Combining Apache Jena jars

Apache Jena initializes uses Java’s ServiceLoader mechanism to locate initialization steps. The documentation for process in Jena is available here.

There are a number of files (Java resources) in Jena jars named:

META-INF/services/org.apache.jena.sys.JenaSubsystemLifecycle

Each has different contents, usually one or two lines.

When making a combined jar (“uber-jar”, jar with dependencies) from Jena dependencies and application code, the contents of the Jena files must be combined and be present in the combined jar as a java resource of the same name.

Maven

The maven shade plugin is capable of doing this process in a build using a “transformer”.

The Apache Jena uses the shade plugin technique itself to make the combined jar for Fuseki.
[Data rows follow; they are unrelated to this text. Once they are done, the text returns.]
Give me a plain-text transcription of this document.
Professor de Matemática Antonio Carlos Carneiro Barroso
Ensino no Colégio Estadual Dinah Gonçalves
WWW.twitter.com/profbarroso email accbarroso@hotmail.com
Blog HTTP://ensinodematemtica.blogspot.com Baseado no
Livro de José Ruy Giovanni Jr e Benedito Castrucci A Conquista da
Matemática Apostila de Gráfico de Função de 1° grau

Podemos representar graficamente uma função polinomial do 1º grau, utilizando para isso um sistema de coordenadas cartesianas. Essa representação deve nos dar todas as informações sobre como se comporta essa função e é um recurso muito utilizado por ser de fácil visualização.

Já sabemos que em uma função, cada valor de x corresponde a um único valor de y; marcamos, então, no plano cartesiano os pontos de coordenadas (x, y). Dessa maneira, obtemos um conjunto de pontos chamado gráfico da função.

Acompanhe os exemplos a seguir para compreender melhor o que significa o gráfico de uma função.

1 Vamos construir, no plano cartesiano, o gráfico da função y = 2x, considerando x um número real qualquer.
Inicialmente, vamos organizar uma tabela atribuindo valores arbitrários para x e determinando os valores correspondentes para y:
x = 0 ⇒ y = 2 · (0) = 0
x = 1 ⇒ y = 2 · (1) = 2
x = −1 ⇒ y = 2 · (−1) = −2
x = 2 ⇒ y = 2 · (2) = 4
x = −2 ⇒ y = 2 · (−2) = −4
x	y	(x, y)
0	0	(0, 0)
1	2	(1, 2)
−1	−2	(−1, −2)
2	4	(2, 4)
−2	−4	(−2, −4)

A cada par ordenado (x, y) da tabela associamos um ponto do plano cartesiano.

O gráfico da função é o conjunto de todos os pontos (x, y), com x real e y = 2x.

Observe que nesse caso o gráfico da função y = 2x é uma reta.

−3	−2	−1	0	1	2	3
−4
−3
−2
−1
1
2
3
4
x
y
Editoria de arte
It uses the maven shade plugin with a transformer.

This is an extract from the POM:

<plugin>
  <groupId>org.apache.maven.plugins</groupId>
  <artifactId>maven-shade-plugin</artifactId>
  <configuration>
    ...
    <transformers>
      <transformer 
          implementation="org.apache.maven.plugins.shade.resource.ServicesResourceTransformer"/>
      ... other transformers ...
    </transformers>
  </configuration>
</plugin>

See jena-fuseki2/jena-fuseki-server/pom.xml for the complete shade plugin setup used by Fuseki.

Gradle

For Gradle, the shadowJar plugin has the mergeServiceFiles operation.

plugins {
  ...    
  id "com.github.johnrengelman.shadow" version "7.1.2"
}
shadowJar {
  mergeServiceFiles()
}
...

Manual assembling

If doing manually, create a single file (META-INF/services/org.apache.jena.sys.JenaSubsystemLifecycle) in your application jar containing the lines of all the services resource files. The order does not matter. Jena calls modules in the right order.